High stakes for small tribes
Smaller nations like the Poarch Band of Creek Indians in south Alabama are also strategizing to get settlement money going further.
For the roughly 2,900-member tribe, that has meant investing $500,000 — most of what it has received so far — into a statistical modeling platform that its creators say will simulate the opioid crisis, predict which programs will save the most lives and will help local officials decide. the most effective use of future settlement cash.
Some recovery advocates have questioned the model’s value, but tribal Vice Chairman Robert McGhee said it would provide the data and evidence needed to choose between efforts competing for resources, such as recovery housing or rehabilitation specialists. peer support The tribe wants to do both, but realistically, it will have to prioritize.

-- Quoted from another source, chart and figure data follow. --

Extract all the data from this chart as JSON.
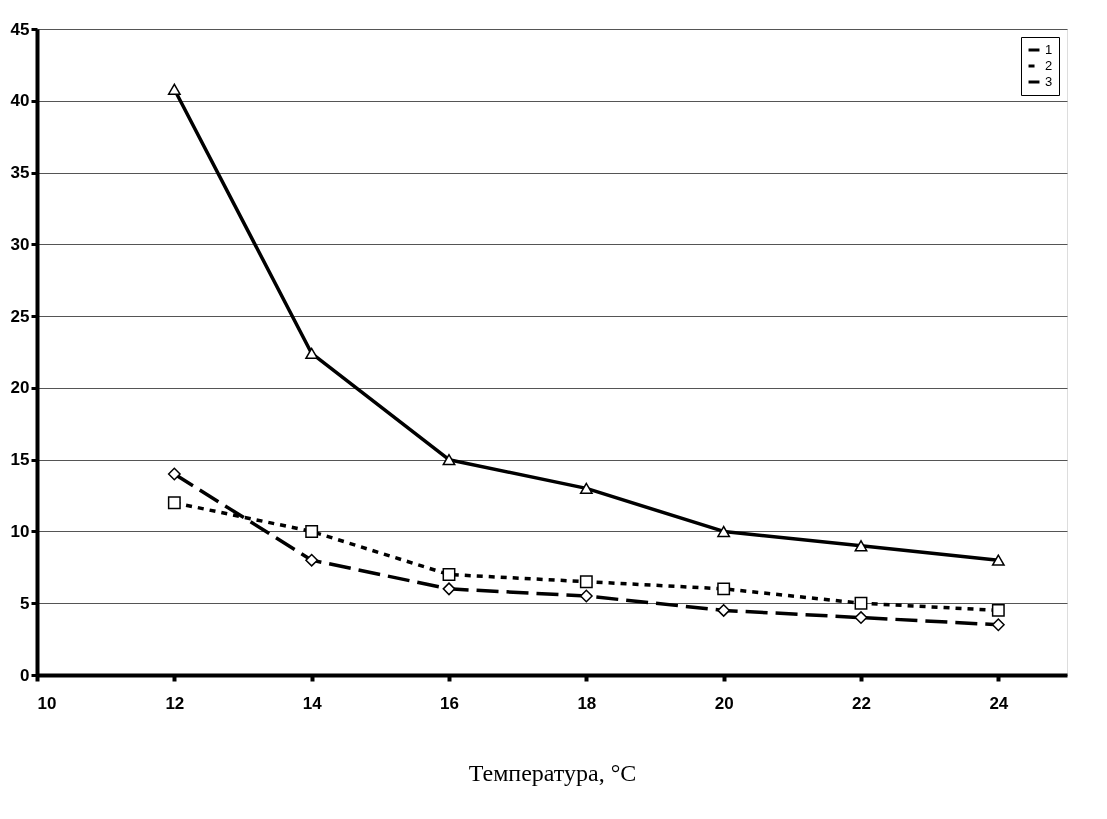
{
  "chart_data": {
    "type": "line",
    "xlabel": "Температура, °C",
    "x": [
      12,
      14,
      16,
      18,
      20,
      22,
      24
    ],
    "series": [
      {
        "name": "1",
        "color": "#000000",
        "values": [
          14,
          8,
          6,
          5.5,
          4.5,
          4,
          3.5
        ],
        "marker": "diamond",
        "line_style": "dashed"
      },
      {
        "name": "2",
        "color": "#000000",
        "values": [
          12,
          10,
          7,
          6.5,
          6,
          5,
          4.5
        ],
        "marker": "square",
        "line_style": "dotted"
      },
      {
        "name": "3",
        "color": "#000000",
        "values": [
          40.8,
          22.4,
          15,
          13,
          10,
          9,
          8
        ],
        "marker": "triangle",
        "line_style": "solid"
      }
    ],
    "xlim": [
      10,
      25
    ],
    "xticks": [
      10,
      12,
      14,
      16,
      18,
      20,
      22,
      24
    ],
    "ylim": [
      0,
      45
    ],
    "yticks": [
      0,
      5,
      10,
      15,
      20,
      25,
      30,
      35,
      40,
      45
    ],
    "grid": "y",
    "legend": "top right"
  }
}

“If we can have that model and put the necessary funds into it and have the support, it will work for us,” McGhee said. “I just feel it in my gut.”
The stakes are high. In smaller communities, each death affects the entire tribe, McGhee said. The loss of a leader marks decades of lost knowledge. The passing of a speaker means further erosion of the native language.
For Keesha Frye, who oversees the tribal court and sober living facility for the Poarch Band of Creek Indians, using settlement money effectively is personal. “It means a lot to me to do good for this community because this is where I live and this is where my family lives,” he said.
Erik Lamoreau in Maine also brings personal connections to this work. More than a decade ago, he sold drugs on Mi’kmaq lands to support his own addiction.
“I hurt this community and it was very important for me to come back and try to right some of those wrongs,” Lamoreau said.
Today, he works for the tribe as a peer recovery coordinator, a new role created with the opioid settlement funds. Use your expertise to connect with others and help them recover, whether that means taking someone to court, working on their brief, working out together at the gym or organizing a cribbage club, where people play card games and socialize without alcohol. or drugs
Starting this month, Lamoreau’s job will also involve connecting customers looking for cultural elements of recovery with the new sweat service, an endeavor he sees as promising.
“The more in tune you are with your culture, no matter what culture it is, it connects you to something bigger,” Lamoreau said. “And that’s really what we look at when we’re in recovery, when we talk about spiritual connection. It’s something bigger than you.”
KFF Health News is a national newsroom that produces in-depth journalism on health issues and is one of the core operating programs of KFF.